Cette épreuve oppose exclusivement des voiliers monocoques appartenant à la classe très spécifique des 60 pieds IMOCA (International Monohull Open Class Association).
Le parcours est une circumnavigation complète de la Terre par l’Est, contournant l’Antarctique, avec un départ et une arrivée fixés aux Sables-d’Olonne, en Vendée, France.
L’épreuve est quadriennale, se déroulant tous les quatre ans. La première édition a eu lieu en 1989. Elle a connu une progression constante dans le nombre de ses participants, passant de 13 concurrents en 1989 à 40 lors de la dixième édition en 2024.
2. Historique et Genèse d’une Course Mythique 🗓️
2.1. Les Racines du Tour du Monde en Solitaire
L’idée de contourner le globe en solitaire trouve ses origines bien avant la création du Vendée Globe. L’Américain Joshua Slocum est crédité du premier tour du monde à la voile en solitaire, achevé en 1898. Plusieurs autres navigateurs ont reproduit cet exploit au début du XXe siècle, dont le Français Alain Gerbault (1926) et l’Argentin Vito Dumas (1942).
Cependant, c’est l’Anglais Francis Chichester qui a donné pour la première fois un grand retentissement médiatique à ce type de défi en 1967, en bouclant un tour du monde, mais avec une escale à Sydney.
2.2. Le Golden Globe Challenge et L’influence Française
Les courses au large en solitaire se limitaient initialement à des traversées océaniques. En 1968, le journal britannique The Sunday Times organisa le Golden Globe Challenge, la première tentative de course autour du monde en solitaire et sans escale.
Parmi les neuf concurrents qui y prirent part, seul l’Anglais Robin Knox-Johnston parvint à boucler le parcours. Le navigateur français Bernard Moitessier, alors en tête, choisit d’abandonner l’aspect course pour continuer son périple, une aventure qu’il consigna dans La Longue Route, un ouvrage marquant pour une génération de passionnés en France.
2.3. La Vision de Philippe Jeantot et la Création
À la fin des années 1970, le concept d’une course autour du monde en solitaire avec escales se formalise, donnant naissance au BOC Challenge en 1982. Le Français Philippe Jeantot remporta les deux premières éditions du BOC Challenge (1982 et 1987).
Fort de ce succès, Jeantot, inspiré par la volonté de certains participants français (Jean-Yves Terlain, Titouan Lamazou) de créer une épreuve plus extrême et moins coûteuse en logistique, annonça seul l’organisation du « Globe Challenge » en janvier 1988. L’objectif principal était de supprimer les escales pour réduire les budgets liés aux déplacements des équipes de soutien.
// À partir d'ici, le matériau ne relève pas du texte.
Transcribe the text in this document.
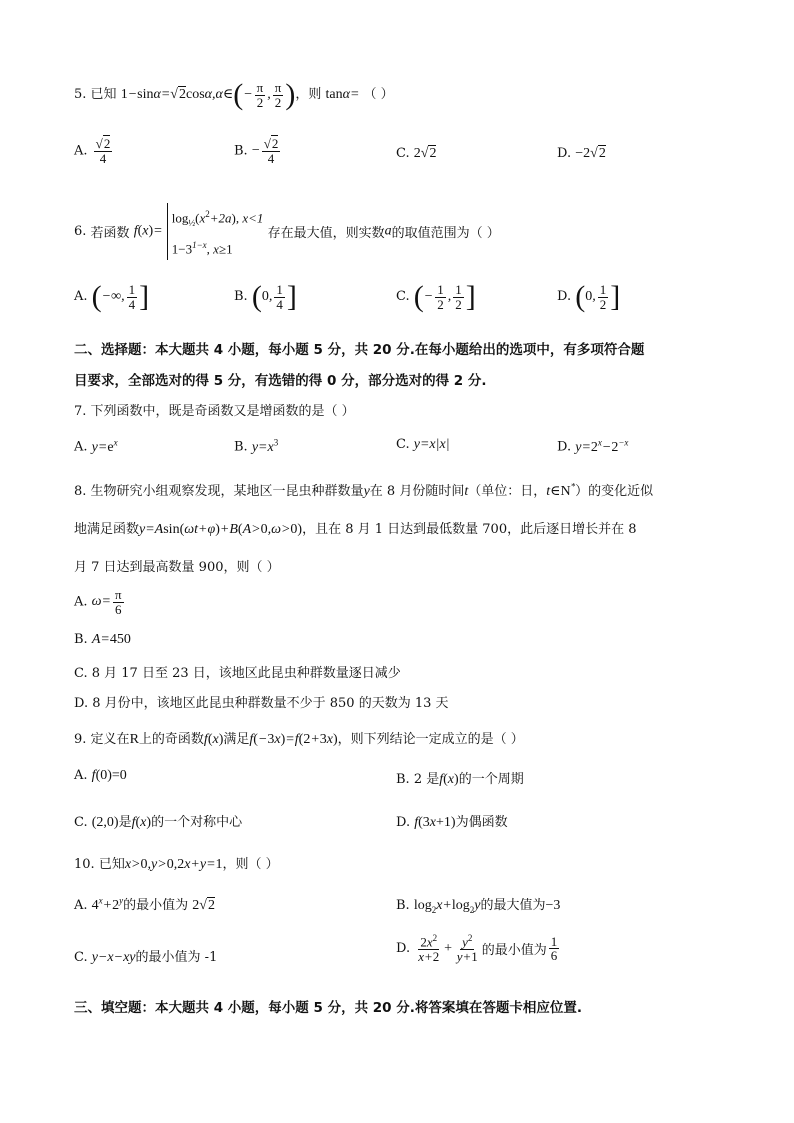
5. 已知 1−sinα=√2cosα,α∈(− $\frac{\pi}{2}$ , $\frac{\pi}{2}$ )，则 tanα= （ ）
A. $\frac{√2}{4}$	B. − $\frac{√2}{4}$	C. 2√2	D. −2√2
6. 若函数 f(x)=
$\log_{\frac{1}{2}}(x^2+2a)$, x<1
$1-3^{1-x}$, x≥1
存在最大值，则实数a的取值范围为（ ）
A. (−∞, $\frac{1}{4}$ ]	B. (0, $\frac{1}{4}$ ]	C. (− $\frac{1}{2}$ , $\frac{1}{2}$ ]	D. (0, $\frac{1}{2}$ ]
二、选择题：本大题共 4 小题，每小题 5 分，共 20 分.在每小题给出的选项中，有多项符合题
目要求，全部选对的得 5 分，有选错的得 0 分，部分选对的得 2 分.
7. 下列函数中，既是奇函数又是增函数的是（ ）
A. $y=e^x$	B. $y=x^3$	C. y=x|x|	D. $y=2^x-2^{-x}$
8. 生物研究小组观察发现，某地区一昆虫种群数量y在 8 月份随时间t（单位：日，t∈N*）的变化近似
地满足函数y=Asin(ωt+φ)+B(A>0,ω>0)，且在 8 月 1 日达到最低数量 700，此后逐日增长并在 8
月 7 日达到最高数量 900，则（ ）
A. $\omega= \frac{\pi}{6}$
B. A=450
C. 8 月 17 日至 23 日，该地区此昆虫种群数量逐日减少
D. 8 月份中，该地区此昆虫种群数量不少于 850 的天数为 13 天
9. 定义在R上的奇函数f(x)满足f(−3x)=f(2+3x)，则下列结论一定成立的是（ ）
A. f(0)=0	B. 2 是f(x)的一个周期
C. (2,0)是f(x)的一个对称中心	D. f(3x+1)为偶函数
10. 已知x>0,y>0,2x+y=1，则（ ）
A. $4^x+2^y$的最小值为 2√2	B. $\log_2x+\log_2y$的最大值为−3
C. y−x−xy的最小值为 -1
D. $\frac{2x^2}{x+2} + \frac{y^2}{y+1}$ 的最小值为 $\frac{1}{6}$
三、填空题：本大题共 4 小题，每小题 5 分，共 20 分.将答案填在答题卡相应位置.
Le départ fut fixé au 26 novembre 1989, aux Sables-d’Olonne.
2.4. Financement et Reconnaissance Médiatique
Le projet rencontra initialement des difficultés financières. Jeantot avait envisagé un budget de 20 millions de francs (5 millions d’euros de 2021) mais peina à trouver des sponsors. Finalement, le budget fut ramené à 5 millions de francs, majoritairement financé par le département de la Vendée, la ville des Sables-d’Olonne, le Crédit Agricole et Fleury Michon.
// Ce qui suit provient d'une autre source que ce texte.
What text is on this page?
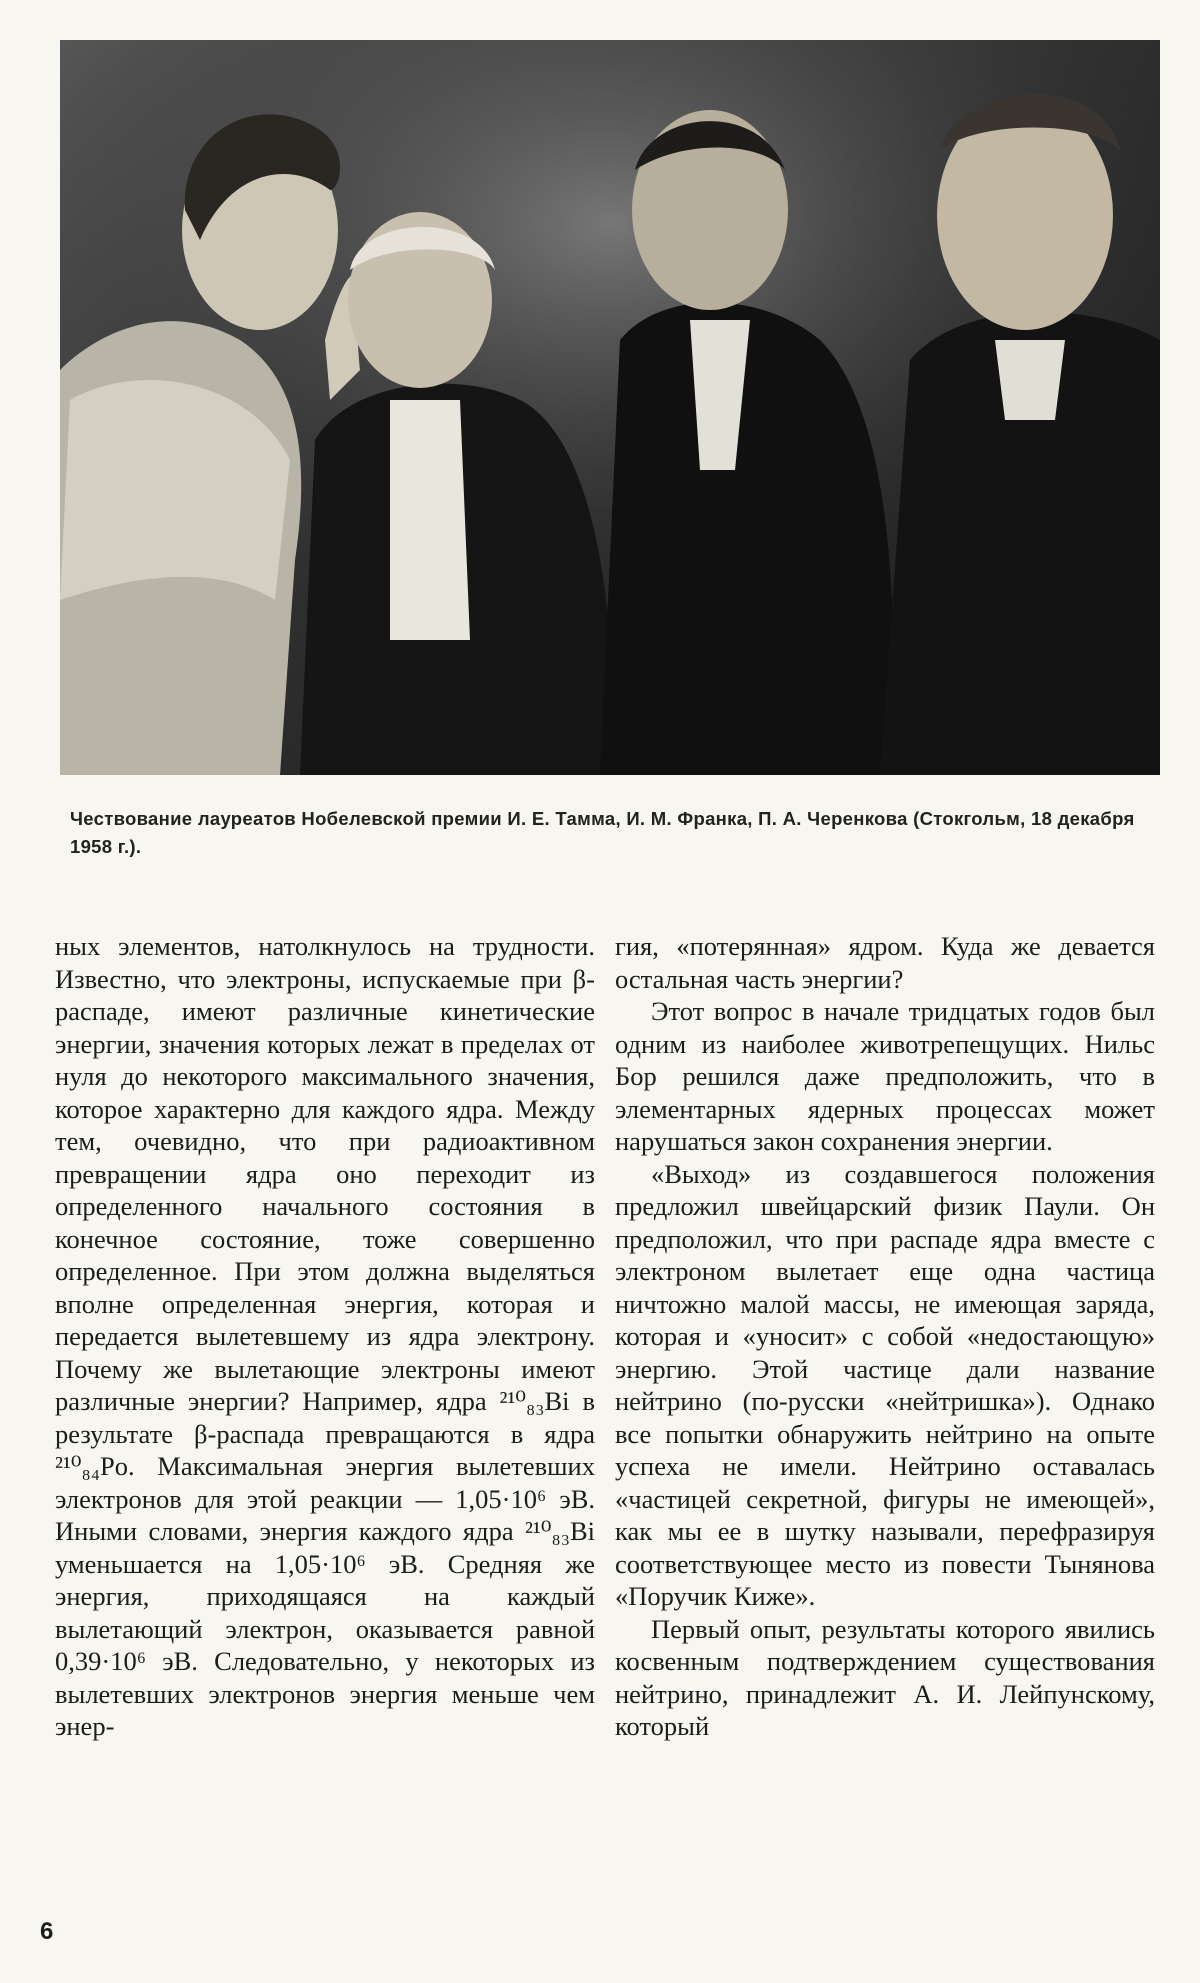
Чествование лауреатов Нобелевской премии И. Е. Тамма, И. М. Франка, П. А. Черенкова (Стокгольм, 18 декабря 1958 г.).

ных элементов, натолкнулось на трудности. Известно, что электроны, испускаемые при β-распаде, имеют различные кинетические энергии, значения которых лежат в пределах от нуля до некоторого максимального значения, которое характерно для каждого ядра. Между тем, очевидно, что при радиоактивном превращении ядра оно переходит из определенного начального состояния в конечное состояние, тоже совершенно определенное. При этом должна выделяться вполне определенная энергия, которая и передается вылетевшему из ядра электрону. Почему же вылетающие электроны имеют различные энергии? Например, ядра ²¹⁰₈₃Bi в результате β-распада превращаются в ядра ²¹⁰₈₄Po. Максимальная энергия вылетевших электронов для этой реакции — 1,05·10⁶ эВ. Иными словами, энергия каждого ядра ²¹⁰₈₃Bi уменьшается на 1,05·10⁶ эВ. Средняя же энергия, приходящаяся на каждый вылетающий электрон, оказывается равной 0,39·10⁶ эВ. Следовательно, у некоторых из вылетевших электронов энергия меньше чем энер-

гия, «потерянная» ядром. Куда же девается остальная часть энергии?

Этот вопрос в начале тридцатых годов был одним из наиболее животрепещущих. Нильс Бор решился даже предположить, что в элементарных ядерных процессах может нарушаться закон сохранения энергии.

«Выход» из создавшегося положения предложил швейцарский физик Паули. Он предположил, что при распаде ядра вместе с электроном вылетает еще одна частица ничтожно малой массы, не имеющая заряда, которая и «уносит» с собой «недостающую» энергию. Этой частице дали название нейтрино (по-русски «нейтришка»). Однако все попытки обнаружить нейтрино на опыте успеха не имели. Нейтрино оставалась «частицей секретной, фигуры не имеющей», как мы ее в шутку называли, перефразируя соответствующее место из повести Тынянова «Поручик Киже».

Первый опыт, результаты которого явились косвенным подтверждением существования нейтрино, принадлежит А. И. Лейпунскому, который

6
C’est à la demande des sponsors que la course fut renommée « Vendée Globe Challenge ». Jeantot avait rapidement compris que le succès reposait sur l’exploitation médiatique, prévoyant initialement une collecte de films des marins à plusieurs points du parcours, une idée abandonnée en raison de la réduction du budget. Cependant, l’embarquement de balises Argos a permis la transmission quotidienne des positions, assurant un classement actualisé pour la presse et le public.
2.5. Évolution de l’Organisation 🧑💼
Après avoir été gérée par « Philippe Jeantot Organisation », la course connut une crise majeure. Fin 2002, la société organisatrice fut placée en liquidation judiciaire, menaçant la pérennité de l’événement.
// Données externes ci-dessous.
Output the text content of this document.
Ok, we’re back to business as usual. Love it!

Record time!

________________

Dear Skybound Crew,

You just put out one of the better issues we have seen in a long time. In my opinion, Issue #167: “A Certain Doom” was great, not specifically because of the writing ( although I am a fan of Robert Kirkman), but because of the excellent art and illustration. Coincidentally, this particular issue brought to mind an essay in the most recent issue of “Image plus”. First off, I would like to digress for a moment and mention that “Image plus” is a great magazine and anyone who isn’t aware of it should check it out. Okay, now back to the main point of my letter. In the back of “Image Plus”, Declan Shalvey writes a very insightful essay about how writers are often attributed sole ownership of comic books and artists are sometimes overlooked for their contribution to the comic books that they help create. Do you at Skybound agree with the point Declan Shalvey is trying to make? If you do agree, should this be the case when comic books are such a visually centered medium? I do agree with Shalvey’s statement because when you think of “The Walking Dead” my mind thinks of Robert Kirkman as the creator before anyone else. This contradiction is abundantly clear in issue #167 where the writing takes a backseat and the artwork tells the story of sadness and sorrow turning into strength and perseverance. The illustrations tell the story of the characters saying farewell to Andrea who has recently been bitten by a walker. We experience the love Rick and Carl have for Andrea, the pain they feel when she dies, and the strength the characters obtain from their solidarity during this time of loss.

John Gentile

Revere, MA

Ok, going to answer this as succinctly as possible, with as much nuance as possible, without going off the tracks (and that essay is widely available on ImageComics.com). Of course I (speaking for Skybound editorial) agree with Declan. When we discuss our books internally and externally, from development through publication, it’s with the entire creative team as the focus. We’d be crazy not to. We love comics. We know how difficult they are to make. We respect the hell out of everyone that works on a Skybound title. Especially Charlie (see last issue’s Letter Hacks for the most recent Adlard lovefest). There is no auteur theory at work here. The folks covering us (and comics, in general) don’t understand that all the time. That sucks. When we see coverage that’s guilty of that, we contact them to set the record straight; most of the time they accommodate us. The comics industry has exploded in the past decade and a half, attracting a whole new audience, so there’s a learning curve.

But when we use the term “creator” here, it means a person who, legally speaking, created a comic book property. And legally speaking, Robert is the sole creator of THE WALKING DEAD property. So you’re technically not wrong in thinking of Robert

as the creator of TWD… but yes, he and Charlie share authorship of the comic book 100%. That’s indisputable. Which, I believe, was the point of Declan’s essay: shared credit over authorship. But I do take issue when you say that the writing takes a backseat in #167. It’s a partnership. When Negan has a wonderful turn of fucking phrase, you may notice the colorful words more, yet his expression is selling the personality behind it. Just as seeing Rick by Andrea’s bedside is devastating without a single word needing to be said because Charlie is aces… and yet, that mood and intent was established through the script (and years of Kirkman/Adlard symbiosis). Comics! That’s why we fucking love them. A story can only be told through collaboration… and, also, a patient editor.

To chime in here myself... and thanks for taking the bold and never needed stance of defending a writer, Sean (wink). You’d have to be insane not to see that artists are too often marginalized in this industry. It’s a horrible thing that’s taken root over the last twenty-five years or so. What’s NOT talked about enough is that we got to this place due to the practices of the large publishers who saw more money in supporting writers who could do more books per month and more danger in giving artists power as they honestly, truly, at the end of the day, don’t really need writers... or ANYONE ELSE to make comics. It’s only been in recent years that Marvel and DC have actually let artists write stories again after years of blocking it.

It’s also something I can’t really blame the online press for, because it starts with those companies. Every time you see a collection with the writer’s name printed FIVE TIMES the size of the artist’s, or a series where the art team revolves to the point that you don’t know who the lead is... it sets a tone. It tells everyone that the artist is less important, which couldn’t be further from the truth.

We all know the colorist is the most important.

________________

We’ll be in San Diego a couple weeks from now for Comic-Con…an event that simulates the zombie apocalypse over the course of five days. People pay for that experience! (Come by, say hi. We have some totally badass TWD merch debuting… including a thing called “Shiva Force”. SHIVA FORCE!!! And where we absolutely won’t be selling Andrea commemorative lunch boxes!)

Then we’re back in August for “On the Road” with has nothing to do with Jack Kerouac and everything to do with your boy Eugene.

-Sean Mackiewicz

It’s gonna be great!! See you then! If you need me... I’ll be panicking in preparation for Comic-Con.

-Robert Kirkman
Depuis 2004, la course est gérée par la SAEM Vendée, dont le capital est détenu à 85 % par le secteur public (Département de la Vendée, Les Sables d’Olonne, Région Pays de la Loire).
Le budget de l’événement s’élevait à 16 millions d’euros en 2020, financé majoritairement par le département et la société Sodebo, la ville des Sables-d’Olonne et des partenaires privés et publics.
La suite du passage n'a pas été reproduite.